Last week, Microsoft identified the object of its latest obsession: Google, the No. 1 Internet search page. (Google, you may recall, is preparing for an initial stock offering with an estimated value of $25 billion. Nobody bats around numbers like that without attracting Microsoft's attention.)
For years, Microsoft's own Web search page, MSN Search, has finished a distant third place in the search-engine popularity wars (behind Google and Yahoo). The company's new plan is apparently to remake MSN Search in Google's image.

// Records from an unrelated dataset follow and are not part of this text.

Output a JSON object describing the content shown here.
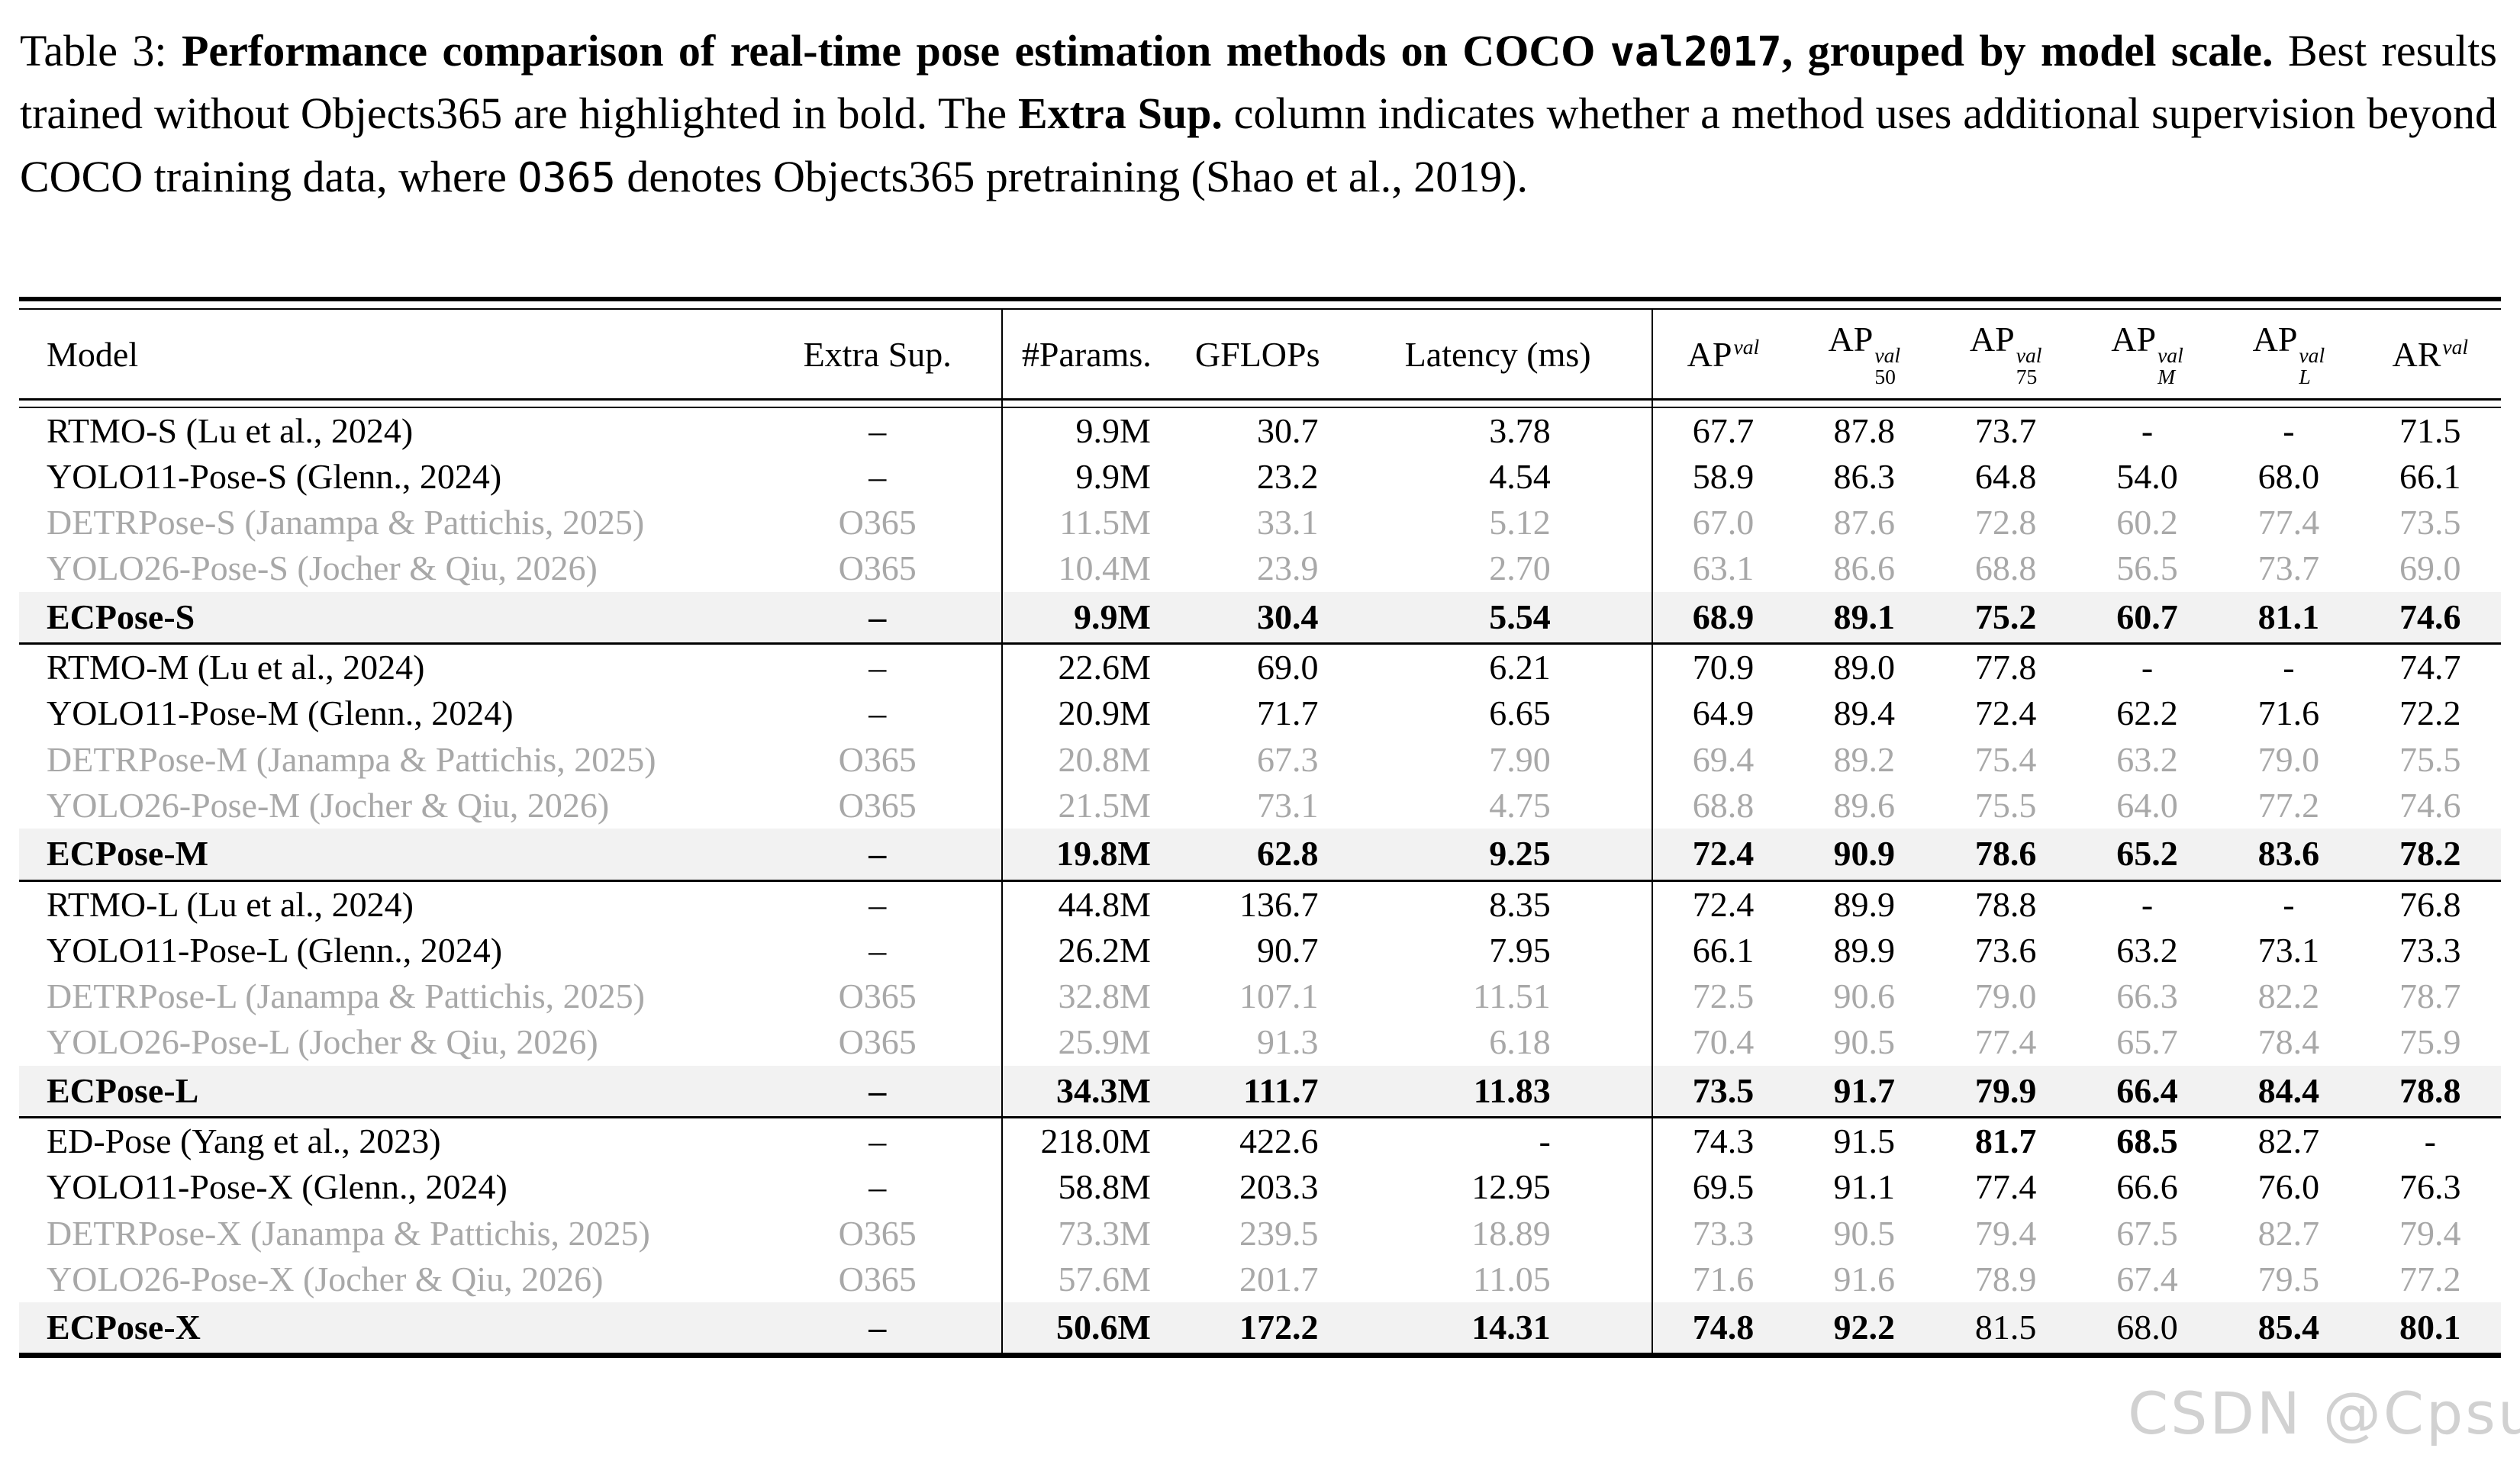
{
  "caption": {
    "segments": [
      {
        "text": "Table 3: ",
        "bold": false,
        "mono": false
      },
      {
        "text": "Performance comparison of real-time pose estimation methods on COCO ",
        "bold": true,
        "mono": false
      },
      {
        "text": "val2017",
        "bold": true,
        "mono": true
      },
      {
        "text": ", grouped by model scale.",
        "bold": true,
        "mono": false
      },
      {
        "text": " Best results trained without Objects365 are highlighted in bold. The ",
        "bold": false,
        "mono": false
      },
      {
        "text": "Extra Sup.",
        "bold": true,
        "mono": false
      },
      {
        "text": " column indicates whether a method uses additional supervision beyond COCO training data, where ",
        "bold": false,
        "mono": false
      },
      {
        "text": "O365",
        "bold": false,
        "mono": true
      },
      {
        "text": " denotes Objects365 pretraining (Shao et al., 2019).",
        "bold": false,
        "mono": false
      }
    ]
  },
  "table": {
    "columns": [
      {
        "key": "model",
        "label": "Model",
        "align": "left",
        "sep": false
      },
      {
        "key": "extra-sup",
        "label": "Extra Sup.",
        "align": "center",
        "sep": true
      },
      {
        "key": "params",
        "label": "#Params.",
        "align": "right",
        "sep": false
      },
      {
        "key": "gflops",
        "label": "GFLOPs",
        "align": "right",
        "sep": false
      },
      {
        "key": "latency",
        "label": "Latency (ms)",
        "align": "right",
        "sep": true
      },
      {
        "key": "ap",
        "base": "AP",
        "sup": "val",
        "align": "center",
        "sep": false
      },
      {
        "key": "ap50",
        "base": "AP",
        "sup": "val",
        "sub": "50",
        "align": "center",
        "sep": false
      },
      {
        "key": "ap75",
        "base": "AP",
        "sup": "val",
        "sub": "75",
        "align": "center",
        "sep": false
      },
      {
        "key": "apm",
        "base": "AP",
        "sup": "val",
        "sub": "M",
        "sub_italic": true,
        "align": "center",
        "sep": false
      },
      {
        "key": "apl",
        "base": "AP",
        "sup": "val",
        "sub": "L",
        "sub_italic": true,
        "align": "center",
        "sep": false
      },
      {
        "key": "ar",
        "base": "AR",
        "sup": "val",
        "align": "center",
        "sep": false
      }
    ],
    "groups": [
      {
        "rows": [
          {
            "cells": [
              "RTMO-S (Lu et al., 2024)",
              "–",
              "9.9M",
              "30.7",
              "3.78",
              "67.7",
              "87.8",
              "73.7",
              "-",
              "-",
              "71.5"
            ],
            "muted": false,
            "highlight": false,
            "bold_cols": []
          },
          {
            "cells": [
              "YOLO11-Pose-S (Glenn., 2024)",
              "–",
              "9.9M",
              "23.2",
              "4.54",
              "58.9",
              "86.3",
              "64.8",
              "54.0",
              "68.0",
              "66.1"
            ],
            "muted": false,
            "highlight": false,
            "bold_cols": []
          },
          {
            "cells": [
              "DETRPose-S (Janampa & Pattichis, 2025)",
              "O365",
              "11.5M",
              "33.1",
              "5.12",
              "67.0",
              "87.6",
              "72.8",
              "60.2",
              "77.4",
              "73.5"
            ],
            "muted": true,
            "highlight": false,
            "bold_cols": []
          },
          {
            "cells": [
              "YOLO26-Pose-S (Jocher & Qiu, 2026)",
              "O365",
              "10.4M",
              "23.9",
              "2.70",
              "63.1",
              "86.6",
              "68.8",
              "56.5",
              "73.7",
              "69.0"
            ],
            "muted": true,
            "highlight": false,
            "bold_cols": []
          },
          {
            "cells": [
              "ECPose-S",
              "–",
              "9.9M",
              "30.4",
              "5.54",
              "68.9",
              "89.1",
              "75.2",
              "60.7",
              "81.1",
              "74.6"
            ],
            "muted": false,
            "highlight": true,
            "bold_cols": [
              0,
              1,
              2,
              3,
              4,
              5,
              6,
              7,
              8,
              9,
              10
            ]
          }
        ]
      },
      {
        "rows": [
          {
            "cells": [
              "RTMO-M (Lu et al., 2024)",
              "–",
              "22.6M",
              "69.0",
              "6.21",
              "70.9",
              "89.0",
              "77.8",
              "-",
              "-",
              "74.7"
            ],
            "muted": false,
            "highlight": false,
            "bold_cols": []
          },
          {
            "cells": [
              "YOLO11-Pose-M (Glenn., 2024)",
              "–",
              "20.9M",
              "71.7",
              "6.65",
              "64.9",
              "89.4",
              "72.4",
              "62.2",
              "71.6",
              "72.2"
            ],
            "muted": false,
            "highlight": false,
            "bold_cols": []
          },
          {
            "cells": [
              "DETRPose-M (Janampa & Pattichis, 2025)",
              "O365",
              "20.8M",
              "67.3",
              "7.90",
              "69.4",
              "89.2",
              "75.4",
              "63.2",
              "79.0",
              "75.5"
            ],
            "muted": true,
            "highlight": false,
            "bold_cols": []
          },
          {
            "cells": [
              "YOLO26-Pose-M (Jocher & Qiu, 2026)",
              "O365",
              "21.5M",
              "73.1",
              "4.75",
              "68.8",
              "89.6",
              "75.5",
              "64.0",
              "77.2",
              "74.6"
            ],
            "muted": true,
            "highlight": false,
            "bold_cols": []
          },
          {
            "cells": [
              "ECPose-M",
              "–",
              "19.8M",
              "62.8",
              "9.25",
              "72.4",
              "90.9",
              "78.6",
              "65.2",
              "83.6",
              "78.2"
            ],
            "muted": false,
            "highlight": true,
            "bold_cols": [
              0,
              1,
              2,
              3,
              4,
              5,
              6,
              7,
              8,
              9,
              10
            ]
          }
        ]
      },
      {
        "rows": [
          {
            "cells": [
              "RTMO-L (Lu et al., 2024)",
              "–",
              "44.8M",
              "136.7",
              "8.35",
              "72.4",
              "89.9",
              "78.8",
              "-",
              "-",
              "76.8"
            ],
            "muted": false,
            "highlight": false,
            "bold_cols": []
          },
          {
            "cells": [
              "YOLO11-Pose-L (Glenn., 2024)",
              "–",
              "26.2M",
              "90.7",
              "7.95",
              "66.1",
              "89.9",
              "73.6",
              "63.2",
              "73.1",
              "73.3"
            ],
            "muted": false,
            "highlight": false,
            "bold_cols": []
          },
          {
            "cells": [
              "DETRPose-L (Janampa & Pattichis, 2025)",
              "O365",
              "32.8M",
              "107.1",
              "11.51",
              "72.5",
              "90.6",
              "79.0",
              "66.3",
              "82.2",
              "78.7"
            ],
            "muted": true,
            "highlight": false,
            "bold_cols": []
          },
          {
            "cells": [
              "YOLO26-Pose-L (Jocher & Qiu, 2026)",
              "O365",
              "25.9M",
              "91.3",
              "6.18",
              "70.4",
              "90.5",
              "77.4",
              "65.7",
              "78.4",
              "75.9"
            ],
            "muted": true,
            "highlight": false,
            "bold_cols": []
          },
          {
            "cells": [
              "ECPose-L",
              "–",
              "34.3M",
              "111.7",
              "11.83",
              "73.5",
              "91.7",
              "79.9",
              "66.4",
              "84.4",
              "78.8"
            ],
            "muted": false,
            "highlight": true,
            "bold_cols": [
              0,
              1,
              2,
              3,
              4,
              5,
              6,
              7,
              8,
              9,
              10
            ]
          }
        ]
      },
      {
        "rows": [
          {
            "cells": [
              "ED-Pose (Yang et al., 2023)",
              "–",
              "218.0M",
              "422.6",
              "-",
              "74.3",
              "91.5",
              "81.7",
              "68.5",
              "82.7",
              "-"
            ],
            "muted": false,
            "highlight": false,
            "bold_cols": [
              7,
              8
            ]
          },
          {
            "cells": [
              "YOLO11-Pose-X (Glenn., 2024)",
              "–",
              "58.8M",
              "203.3",
              "12.95",
              "69.5",
              "91.1",
              "77.4",
              "66.6",
              "76.0",
              "76.3"
            ],
            "muted": false,
            "highlight": false,
            "bold_cols": []
          },
          {
            "cells": [
              "DETRPose-X (Janampa & Pattichis, 2025)",
              "O365",
              "73.3M",
              "239.5",
              "18.89",
              "73.3",
              "90.5",
              "79.4",
              "67.5",
              "82.7",
              "79.4"
            ],
            "muted": true,
            "highlight": false,
            "bold_cols": []
          },
          {
            "cells": [
              "YOLO26-Pose-X (Jocher & Qiu, 2026)",
              "O365",
              "57.6M",
              "201.7",
              "11.05",
              "71.6",
              "91.6",
              "78.9",
              "67.4",
              "79.5",
              "77.2"
            ],
            "muted": true,
            "highlight": false,
            "bold_cols": []
          },
          {
            "cells": [
              "ECPose-X",
              "–",
              "50.6M",
              "172.2",
              "14.31",
              "74.8",
              "92.2",
              "81.5",
              "68.0",
              "85.4",
              "80.1"
            ],
            "muted": false,
            "highlight": true,
            "bold_cols": [
              0,
              1,
              2,
              3,
              4,
              5,
              6,
              9,
              10
            ]
          }
        ]
      }
    ]
  },
  "watermark": {
    "text": "CSDN @Cpsu"
  },
  "colors": {
    "text": "#000000",
    "muted_text": "#a8a8a8",
    "highlight_row_bg": "#f2f2f2",
    "rule": "#000000",
    "watermark": "#acacac"
  }
}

The Googlification of MSN will occur in two phases. The first, a cosmetic makeover, is now complete and ready for your inspection at www.search.msn.com. The new look consists of an empty white screen that loads blissfully quickly, even over dial-up connections, and an empty, neatly centered text box where you're supposed to type in what you're looking for. The search page is ad-free and, except for the MSN logo, even devoid of graphics. (On July 4, however, MSN added a waving-flag graphic, an imitation of the way Google's witty artists dress up its own logo on holidays.) In short, MSN Search couldn't look more like Google if you photocopied it.
Friday 9 July 2004
Be afraid. Be very afraid.
David Pogue at NYT takes a look at Redmond's latest gambit for world domination[*] Yeah, yeah, we don't like MS. But you've kinda figured that out by now, right?